Casey Gollan edited this page May 12, 2015 · 1 revision

Another visiting artist, Kyle McDonald, also provided lots of useful feedback and debate on Twitter. One problem that Kyle pointed out is how it’s not exactly straightforward for somebody to opt out of being part of our report. This is because if one person decides that they want to be anonymous, simple arithmetic or process of elimination could quickly point to their identity. Because we haven’t yet been asked to opt-out an individual, or permanently scrub information from our records, we haven’t yet had to grapple with the thornier aspects of this problem.

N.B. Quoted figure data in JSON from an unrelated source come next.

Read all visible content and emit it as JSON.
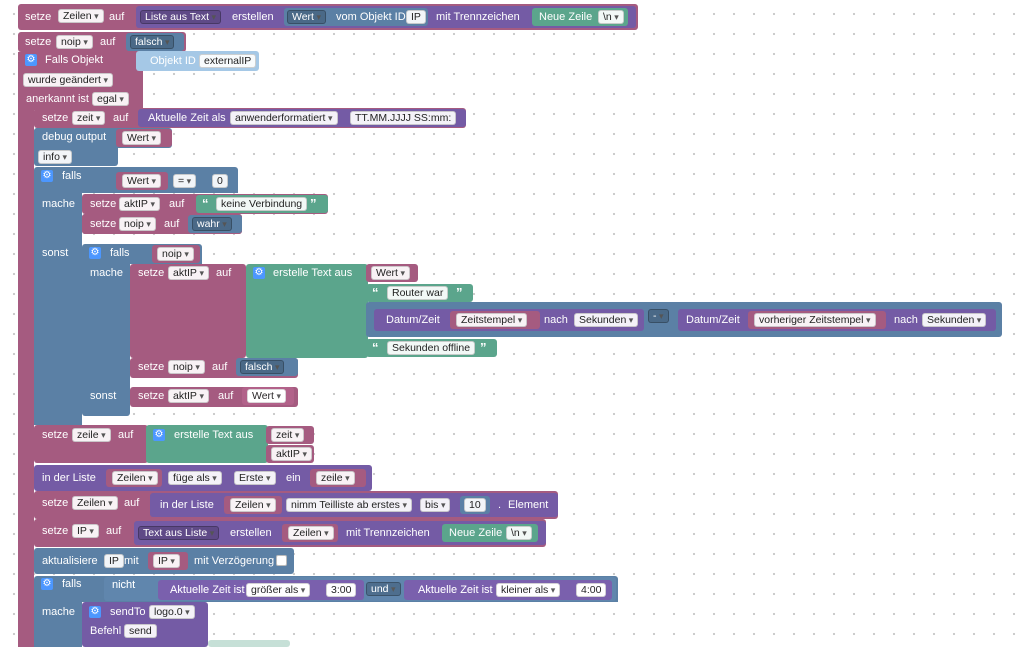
{
  "colors": {
    "variables": "#a55b80",
    "text": "#745ba5",
    "logic": "#5b80a5",
    "strings": "#5ba58c",
    "objects": "#a5c8e6"
  },
  "b1": {
    "setze": "setze",
    "var": "Zeilen",
    "auf": "auf",
    "fn": "Liste aus Text",
    "erstellen": "erstellen",
    "wert": "Wert",
    "vom": "vom Objekt ID",
    "id": "IP",
    "mit": "mit Trennzeichen",
    "nl": "Neue Zeile",
    "nlv": "\\n"
  },
  "b2": {
    "setze": "setze",
    "var": "noip",
    "auf": "auf",
    "val": "falsch"
  },
  "trigger": {
    "falls_objekt": "Falls Objekt",
    "objid_label": "Objekt ID",
    "objid": "externalIP",
    "changed": "wurde geändert",
    "ack_label": "anerkannt ist",
    "ack": "egal"
  },
  "zeit": {
    "setze": "setze",
    "var": "zeit",
    "auf": "auf",
    "fn": "Aktuelle Zeit als",
    "fmt": "anwenderformatiert",
    "pattern": "TT.MM.JJJJ SS:mm:"
  },
  "debug": {
    "label": "debug output",
    "val": "Wert",
    "level": "info"
  },
  "if1": {
    "falls": "falls",
    "wert": "Wert",
    "op": "=",
    "num": "0",
    "mache": "mache",
    "sonst": "sonst"
  },
  "s1": {
    "setze": "setze",
    "var": "aktIP",
    "auf": "auf",
    "text": "keine Verbindung"
  },
  "s2": {
    "setze": "setze",
    "var": "noip",
    "auf": "auf",
    "val": "wahr"
  },
  "if2": {
    "falls": "falls",
    "var": "noip",
    "mache": "mache",
    "sonst": "sonst"
  },
  "s3": {
    "setze": "setze",
    "var": "aktIP",
    "auf": "auf",
    "fn": "erstelle Text aus",
    "wert": "Wert",
    "router": "Router war",
    "dt1": "Datum/Zeit",
    "ts1": "Zeitstempel",
    "nach1": "nach",
    "sek1": "Sekunden",
    "minus": "-",
    "dt2": "Datum/Zeit",
    "ts2": "vorheriger Zeitstempel",
    "nach2": "nach",
    "sek2": "Sekunden",
    "offline": "Sekunden offline"
  },
  "s4": {
    "setze": "setze",
    "var": "noip",
    "auf": "auf",
    "val": "falsch"
  },
  "s5": {
    "setze": "setze",
    "var": "aktIP",
    "auf": "auf",
    "val": "Wert"
  },
  "zeile": {
    "setze": "setze",
    "var": "zeile",
    "auf": "auf",
    "fn": "erstelle Text aus",
    "v1": "zeit",
    "v2": "aktIP"
  },
  "liste": {
    "label": "in der Liste",
    "list": "Zeilen",
    "op": "füge als",
    "pos": "Erste",
    "ein": "ein",
    "val": "zeile"
  },
  "teil": {
    "setze": "setze",
    "var": "Zeilen",
    "auf": "auf",
    "label": "in der Liste",
    "list": "Zeilen",
    "op": "nimm Teilliste ab erstes",
    "bis": "bis",
    "num": "10",
    "dot": ".",
    "el": "Element"
  },
  "ipset": {
    "setze": "setze",
    "var": "IP",
    "auf": "auf",
    "fn": "Text aus Liste",
    "erstellen": "erstellen",
    "list": "Zeilen",
    "mit": "mit Trennzeichen",
    "nl": "Neue Zeile",
    "nlv": "\\n"
  },
  "upd": {
    "label": "aktualisiere",
    "id": "IP",
    "mit": "mit",
    "val": "IP",
    "delay": "mit Verzögerung"
  },
  "if3": {
    "falls": "falls",
    "nicht": "nicht",
    "t1": "Aktuelle Zeit ist",
    "c1": "größer als",
    "v1": "3:00",
    "und": "und",
    "t2": "Aktuelle Zeit ist",
    "c2": "kleiner als",
    "v2": "4:00",
    "mache": "mache"
  },
  "send": {
    "label": "sendTo",
    "target": "logo.0",
    "befehl": "Befehl",
    "cmd": "send"
  }
}
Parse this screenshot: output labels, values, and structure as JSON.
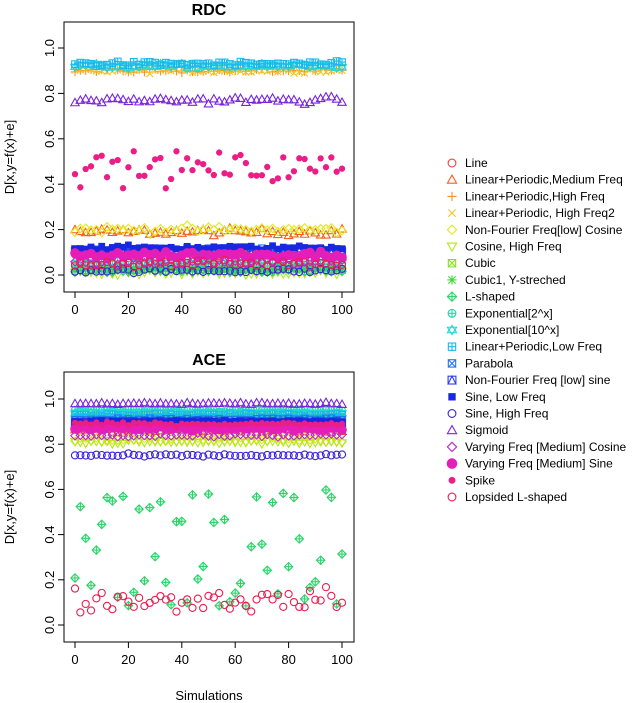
{
  "chart_data": [
    {
      "type": "scatter",
      "title": "RDC",
      "xlabel": "",
      "ylabel": "D[x,y=f(x)+e]",
      "xlim": [
        0,
        100
      ],
      "ylim": [
        0,
        1
      ],
      "xticks": [
        "0",
        "20",
        "40",
        "60",
        "80",
        "100"
      ],
      "yticks": [
        "0.0",
        "0.2",
        "0.4",
        "0.6",
        "0.8",
        "1.0"
      ],
      "series": [
        {
          "name": "Line",
          "center": 0.08,
          "spread": 0.02
        },
        {
          "name": "Linear+Periodic,Medium Freq",
          "center": 0.19,
          "spread": 0.015
        },
        {
          "name": "Linear+Periodic,High Freq",
          "center": 0.9,
          "spread": 0.01
        },
        {
          "name": "Linear+Periodic, High Freq2",
          "center": 0.9,
          "spread": 0.01
        },
        {
          "name": "Non-Fourier Freq[low] Cosine",
          "center": 0.2,
          "spread": 0.015
        },
        {
          "name": "Cosine, High Freq",
          "center": 0.01,
          "spread": 0.01
        },
        {
          "name": "Cubic",
          "center": 0.03,
          "spread": 0.01
        },
        {
          "name": "Cubic1, Y-streched",
          "center": 0.03,
          "spread": 0.01
        },
        {
          "name": "L-shaped",
          "center": 0.02,
          "spread": 0.01
        },
        {
          "name": "Exponential[2^x]",
          "center": 0.05,
          "spread": 0.01
        },
        {
          "name": "Exponential[10^x]",
          "center": 0.92,
          "spread": 0.01
        },
        {
          "name": "Linear+Periodic,Low Freq",
          "center": 0.93,
          "spread": 0.01
        },
        {
          "name": "Parabola",
          "center": 0.11,
          "spread": 0.01
        },
        {
          "name": "Non-Fourier Freq [low] sine",
          "center": 0.1,
          "spread": 0.01
        },
        {
          "name": "Sine, Low Freq",
          "center": 0.12,
          "spread": 0.01
        },
        {
          "name": "Sine, High Freq",
          "center": 0.02,
          "spread": 0.01
        },
        {
          "name": "Sigmoid",
          "center": 0.77,
          "spread": 0.015
        },
        {
          "name": "Varying Freq [Medium] Cosine",
          "center": 0.06,
          "spread": 0.015
        },
        {
          "name": "Varying Freq [Medium] Sine",
          "center": 0.09,
          "spread": 0.015
        },
        {
          "name": "Spike",
          "center": 0.47,
          "spread": 0.07
        },
        {
          "name": "Lopsided L-shaped",
          "center": 0.05,
          "spread": 0.015
        }
      ]
    },
    {
      "type": "scatter",
      "title": "ACE",
      "xlabel": "Simulations",
      "ylabel": "D[x,y=f(x)+e]",
      "xlim": [
        0,
        100
      ],
      "ylim": [
        0,
        1
      ],
      "xticks": [
        "0",
        "20",
        "40",
        "60",
        "80",
        "100"
      ],
      "yticks": [
        "0.0",
        "0.2",
        "0.4",
        "0.6",
        "0.8",
        "1.0"
      ],
      "series": [
        {
          "name": "Line",
          "center": 0.88,
          "spread": 0.01
        },
        {
          "name": "Linear+Periodic,Medium Freq",
          "center": 0.86,
          "spread": 0.01
        },
        {
          "name": "Linear+Periodic,High Freq",
          "center": 0.87,
          "spread": 0.01
        },
        {
          "name": "Linear+Periodic, High Freq2",
          "center": 0.88,
          "spread": 0.01
        },
        {
          "name": "Non-Fourier Freq[low] Cosine",
          "center": 0.82,
          "spread": 0.01
        },
        {
          "name": "Cosine, High Freq",
          "center": 0.81,
          "spread": 0.01
        },
        {
          "name": "Cubic",
          "center": 0.93,
          "spread": 0.005
        },
        {
          "name": "Cubic1, Y-streched",
          "center": 0.92,
          "spread": 0.005
        },
        {
          "name": "L-shaped",
          "center": 0.3,
          "spread": 0.15
        },
        {
          "name": "Exponential[2^x]",
          "center": 0.95,
          "spread": 0.005
        },
        {
          "name": "Exponential[10^x]",
          "center": 0.94,
          "spread": 0.005
        },
        {
          "name": "Linear+Periodic,Low Freq",
          "center": 0.93,
          "spread": 0.005
        },
        {
          "name": "Parabola",
          "center": 0.91,
          "spread": 0.005
        },
        {
          "name": "Non-Fourier Freq [low] sine",
          "center": 0.9,
          "spread": 0.005
        },
        {
          "name": "Sine, Low Freq",
          "center": 0.9,
          "spread": 0.005
        },
        {
          "name": "Sine, High Freq",
          "center": 0.75,
          "spread": 0.006
        },
        {
          "name": "Sigmoid",
          "center": 0.98,
          "spread": 0.004
        },
        {
          "name": "Varying Freq [Medium] Cosine",
          "center": 0.84,
          "spread": 0.008
        },
        {
          "name": "Varying Freq [Medium] Sine",
          "center": 0.87,
          "spread": 0.01
        },
        {
          "name": "Spike",
          "center": 0.89,
          "spread": 0.008
        },
        {
          "name": "Lopsided L-shaped",
          "center": 0.11,
          "spread": 0.05
        }
      ]
    }
  ],
  "legend": [
    {
      "label": "Line",
      "color": "#e8413e",
      "shape": "circle",
      "fill": false
    },
    {
      "label": "Linear+Periodic,Medium Freq",
      "color": "#f4601e",
      "shape": "triangle",
      "fill": false
    },
    {
      "label": "Linear+Periodic,High Freq",
      "color": "#f8901f",
      "shape": "plus",
      "fill": false
    },
    {
      "label": "Linear+Periodic, High Freq2",
      "color": "#f6c21c",
      "shape": "cross",
      "fill": false
    },
    {
      "label": "Non-Fourier Freq[low] Cosine",
      "color": "#e4e81c",
      "shape": "diamond",
      "fill": false
    },
    {
      "label": "Cosine, High Freq",
      "color": "#b4e81a",
      "shape": "triangle-down",
      "fill": false
    },
    {
      "label": "Cubic",
      "color": "#7ee22a",
      "shape": "square-x",
      "fill": false
    },
    {
      "label": "Cubic1, Y-streched",
      "color": "#3ad83a",
      "shape": "asterisk",
      "fill": false
    },
    {
      "label": "L-shaped",
      "color": "#2ad46a",
      "shape": "diamond-plus",
      "fill": false
    },
    {
      "label": "Exponential[2^x]",
      "color": "#22d6a6",
      "shape": "circle-plus",
      "fill": false
    },
    {
      "label": "Exponential[10^x]",
      "color": "#1ed8d8",
      "shape": "star-of-david",
      "fill": false
    },
    {
      "label": "Linear+Periodic,Low Freq",
      "color": "#1ab8ec",
      "shape": "square-plus",
      "fill": false
    },
    {
      "label": "Parabola",
      "color": "#2076ee",
      "shape": "square-x",
      "fill": false
    },
    {
      "label": "Non-Fourier Freq [low] sine",
      "color": "#2a3cec",
      "shape": "triangle-in-square",
      "fill": false
    },
    {
      "label": "Sine, Low Freq",
      "color": "#1828e0",
      "shape": "square",
      "fill": true
    },
    {
      "label": "Sine, High Freq",
      "color": "#3a24d6",
      "shape": "circle",
      "fill": true
    },
    {
      "label": "Sigmoid",
      "color": "#7a24dc",
      "shape": "triangle",
      "fill": true
    },
    {
      "label": "Varying Freq [Medium] Cosine",
      "color": "#c020d8",
      "shape": "diamond",
      "fill": true
    },
    {
      "label": "Varying Freq [Medium] Sine",
      "color": "#e61eb8",
      "shape": "bigcircle",
      "fill": true
    },
    {
      "label": "Spike",
      "color": "#ea1e86",
      "shape": "smallcircle",
      "fill": true
    },
    {
      "label": "Lopsided L-shaped",
      "color": "#ea1e52",
      "shape": "circle",
      "fill": false
    }
  ]
}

My friend David Yee also raised a perhaps useful hypothetical situation about maintaining our records long into the future. What if, for reasons we can’t yet know because they don’t yet exist, somebody in the document needs to have their identity scrubbed from it? Not only would we need to delete the information from the most current version of the document (which lives in in a Github repository) but we would need to search the history of the document for any related mentions and scrub them too. This is why, David told me, he is always careful about putting personally identifiable information into a version-controlled form. His suggestion was to use, “unique identifiers that link to non-versioned records of consenting humans — “Speaker A”, “Student B” — linked to an strict opt-in database of identities.” Though we haven’t yet implemented such a bulletproof system, David’s final words of advice that, “Empathy is the secret sauce of big data,” definitely informed the statement on transparency that I ended up drafting.

Based on these constructive criticisms and gotchas!, as well as the objectives we had set forth in terms of open finances, Amit, Taeyoon, and I talked about using pseudonyms instead of real names in this report. One reason that I resisted the idea of partially obfuscating the data is that I believe the more steps we put between our raw data and the public, the more opportunities we introduce for it to be messed up, either by malfeasance or human error. In thinking about administration as a system that we are designing, we would be weakening its trustworthiness. Perhaps if we had the time and resources, it would be interesting to create an auditable program which automates and anonymizes the release of our records at a more frequent interval than one per term, while allowing for individuals to claim and reveal their identity within the documents.